Masking Tape: Un-Du
Masking tape is a very interesting industry. For nearly 50 years, it just sort of grew without many major improvements or changes to the product. Rubber-based adhesives were applied to a paper strip and you have tape. The trouble is, the tape didn't play well with all of the different surfaces out there. As typically happens, the light bulb went off in someone's head and a new family of tapes was born.
Did you know that standard wall paint is simply colored glue? It is a liquid that dries and sticks to surfaces. That is not much different than most other glues. The primary adhesive or glue in paints is an acrylic resin. Acrylic resins are durable and they also are flexible. These are qualities you might find desirable if you were a tape manufacturer.

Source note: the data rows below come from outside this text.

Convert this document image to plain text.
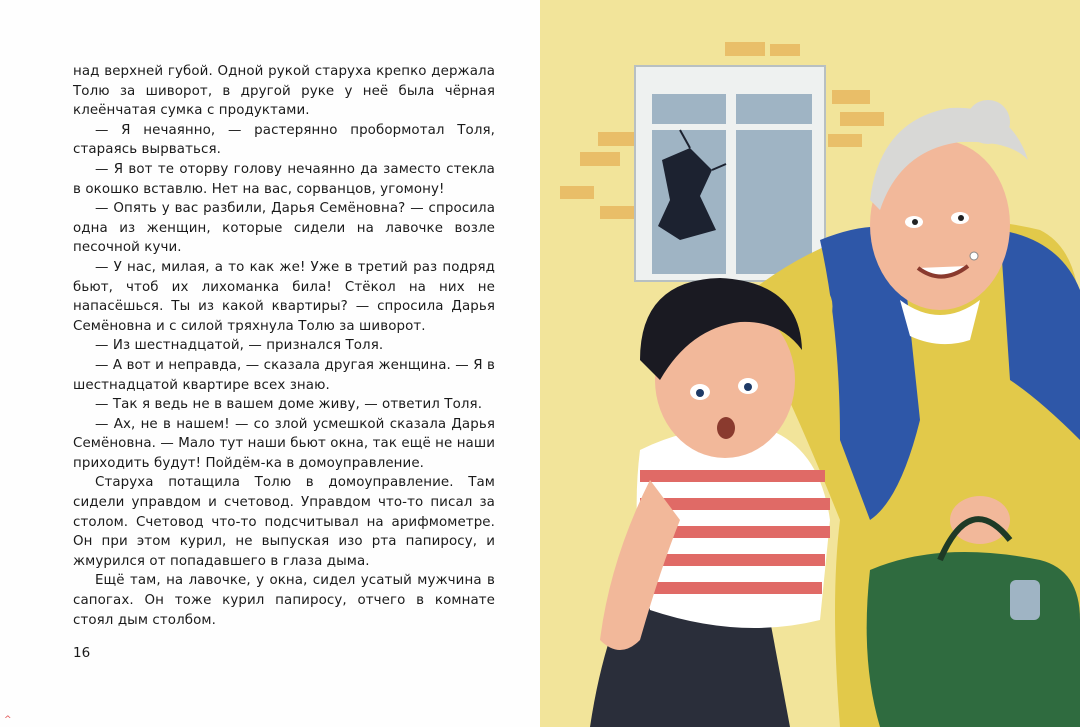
над верхней губой. Одной рукой старуха крепко держала Толю за шиворот, в другой руке у неё была чёрная клеёнчатая сумка с продуктами.

— Я нечаянно, — растерянно пробормотал Толя, стараясь вырваться.

— Я вот те оторву голову нечаянно да заместо стекла в окошко вставлю. Нет на вас, сорванцов, угомону!

— Опять у вас разбили, Дарья Семёновна? — спросила одна из женщин, которые сидели на лавочке возле песочной кучи.

— У нас, милая, а то как же! Уже в третий раз подряд бьют, чтоб их лихоманка била! Стёкол на них не напасёшься. Ты из какой квартиры? — спросила Дарья Семёновна и с силой тряхнула Толю за шиворот.

— Из шестнадцатой, — признался Толя.

— А вот и неправда, — сказала другая женщина. — Я в шестнадцатой квартире всех знаю.

— Так я ведь не в вашем доме живу, — ответил Толя.

— Ах, не в нашем! — со злой усмешкой сказала Дарья Семёновна. — Мало тут наши бьют окна, так ещё не наши приходить будут! Пойдём-ка в домоуправление.

Старуха потащила Толю в домоуправление. Там сидели управдом и счетовод. Управдом что-то писал за столом. Счетовод что-то подсчитывал на арифмометре. Он при этом курил, не выпуская изо рта папиросу, и жмурился от попадавшего в глаза дыма.

Ещё там, на лавочке, у окна, сидел усатый мужчина в сапогах. Он тоже курил папиросу, отчего в комнате стоял дым столбом.

16
^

The trick is to modify the chemistry of the acrylic adhesives to do a wide range of tasks. In fact, that is the message that you need to know. There is no one masking tape that is perfect for all jobs. You need an assortment of tapes to be prepared for all possible challenges.
The tape company chemists simply blend and modify the acrylic adhesives to develop tapes that exhibit different characteristics.

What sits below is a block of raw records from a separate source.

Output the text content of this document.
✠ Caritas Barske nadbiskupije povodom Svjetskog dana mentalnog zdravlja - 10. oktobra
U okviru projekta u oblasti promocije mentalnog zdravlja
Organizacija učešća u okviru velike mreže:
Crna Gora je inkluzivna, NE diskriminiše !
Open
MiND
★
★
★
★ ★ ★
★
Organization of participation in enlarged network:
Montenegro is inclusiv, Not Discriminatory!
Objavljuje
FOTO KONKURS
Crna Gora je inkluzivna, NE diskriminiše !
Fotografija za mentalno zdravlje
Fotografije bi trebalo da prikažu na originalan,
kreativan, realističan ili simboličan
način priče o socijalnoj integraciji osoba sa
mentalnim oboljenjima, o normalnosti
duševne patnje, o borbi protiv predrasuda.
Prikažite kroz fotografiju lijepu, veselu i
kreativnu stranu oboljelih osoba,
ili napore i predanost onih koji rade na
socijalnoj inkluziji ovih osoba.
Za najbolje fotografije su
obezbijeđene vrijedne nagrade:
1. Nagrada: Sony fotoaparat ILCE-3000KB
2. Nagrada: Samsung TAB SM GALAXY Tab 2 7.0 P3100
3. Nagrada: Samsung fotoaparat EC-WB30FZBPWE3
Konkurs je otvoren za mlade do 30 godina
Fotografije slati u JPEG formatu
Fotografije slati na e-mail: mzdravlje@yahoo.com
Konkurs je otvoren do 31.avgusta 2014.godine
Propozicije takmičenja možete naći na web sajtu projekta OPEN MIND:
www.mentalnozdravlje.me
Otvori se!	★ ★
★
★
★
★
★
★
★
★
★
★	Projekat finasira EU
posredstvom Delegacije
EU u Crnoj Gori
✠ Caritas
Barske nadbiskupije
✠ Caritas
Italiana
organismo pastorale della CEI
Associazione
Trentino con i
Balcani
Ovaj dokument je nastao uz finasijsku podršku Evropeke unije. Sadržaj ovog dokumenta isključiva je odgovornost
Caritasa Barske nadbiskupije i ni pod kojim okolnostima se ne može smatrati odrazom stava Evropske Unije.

I am quite certain that there are different masking tape manufacturers out there. But I was only able to find two that are really players in the residential marketplace.
The first and foremost company happens to be the leader in tapes of all sorts. It is the 3M Company.

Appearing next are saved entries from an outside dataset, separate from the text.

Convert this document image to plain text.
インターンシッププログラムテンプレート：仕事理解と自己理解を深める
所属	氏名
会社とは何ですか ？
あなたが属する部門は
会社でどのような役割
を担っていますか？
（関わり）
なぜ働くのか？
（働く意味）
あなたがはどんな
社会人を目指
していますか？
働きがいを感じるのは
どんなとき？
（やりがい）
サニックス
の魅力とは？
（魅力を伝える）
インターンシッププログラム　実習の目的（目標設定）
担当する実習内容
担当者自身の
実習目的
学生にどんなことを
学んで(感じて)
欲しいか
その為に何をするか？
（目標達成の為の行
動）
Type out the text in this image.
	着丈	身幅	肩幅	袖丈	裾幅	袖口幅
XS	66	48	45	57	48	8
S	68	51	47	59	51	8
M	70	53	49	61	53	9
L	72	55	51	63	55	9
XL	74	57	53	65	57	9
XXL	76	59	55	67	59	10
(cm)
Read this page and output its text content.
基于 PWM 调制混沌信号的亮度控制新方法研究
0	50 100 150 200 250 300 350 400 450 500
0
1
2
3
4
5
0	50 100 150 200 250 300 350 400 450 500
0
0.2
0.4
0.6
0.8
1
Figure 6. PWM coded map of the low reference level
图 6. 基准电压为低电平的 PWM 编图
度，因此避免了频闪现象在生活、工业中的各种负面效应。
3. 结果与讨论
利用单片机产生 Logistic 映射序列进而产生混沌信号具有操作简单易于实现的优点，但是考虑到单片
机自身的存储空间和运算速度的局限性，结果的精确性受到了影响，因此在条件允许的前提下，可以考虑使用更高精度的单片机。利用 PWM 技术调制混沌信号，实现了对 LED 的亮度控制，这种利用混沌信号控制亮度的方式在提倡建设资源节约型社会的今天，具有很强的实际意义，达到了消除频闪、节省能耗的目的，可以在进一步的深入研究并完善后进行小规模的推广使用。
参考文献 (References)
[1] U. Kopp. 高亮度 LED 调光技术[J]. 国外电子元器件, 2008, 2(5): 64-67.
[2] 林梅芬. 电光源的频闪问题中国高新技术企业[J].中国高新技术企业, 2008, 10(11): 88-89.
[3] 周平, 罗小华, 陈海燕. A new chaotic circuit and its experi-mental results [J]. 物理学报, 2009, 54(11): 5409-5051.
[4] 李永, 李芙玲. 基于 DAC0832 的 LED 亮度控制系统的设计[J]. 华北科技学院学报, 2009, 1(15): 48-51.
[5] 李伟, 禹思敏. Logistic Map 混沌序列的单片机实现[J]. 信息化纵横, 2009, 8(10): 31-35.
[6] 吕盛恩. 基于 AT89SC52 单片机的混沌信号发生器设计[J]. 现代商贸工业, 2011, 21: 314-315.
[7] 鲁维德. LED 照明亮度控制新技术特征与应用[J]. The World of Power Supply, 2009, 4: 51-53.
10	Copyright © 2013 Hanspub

If my notes are accurate, a scientist at 3M actually invented masking tape back in the 1920's.
3M, as you might expect, has a full line of specialty masking tapes. Not only do they have a tape for every possible job, but the products come in all sorts of different sizes. If you saw their full line of products, you would be impressed to say the least.
The other major player happens to be a company called Henkel Consumer Adhesives. You might more readily recognize them by their logo of the yellow duck with the painters hat. Duck tape, get it?
Read the Labels
Some of the tapes you see may look identical but they indeed are not. Most have very specific purposes, and I highly recommend that you read the labels carefully before you buy. Be sure the tape fits your need and make certain that you can remove it from the work surface in the specified amount of time.
If you are in doubt about tape dwell time or temperature conditions, always call the tape manufacturer's technical help line. Look inside the roll of tape. You will often find this information with you all the time. That was a smart use of space - the inside of the tape roll!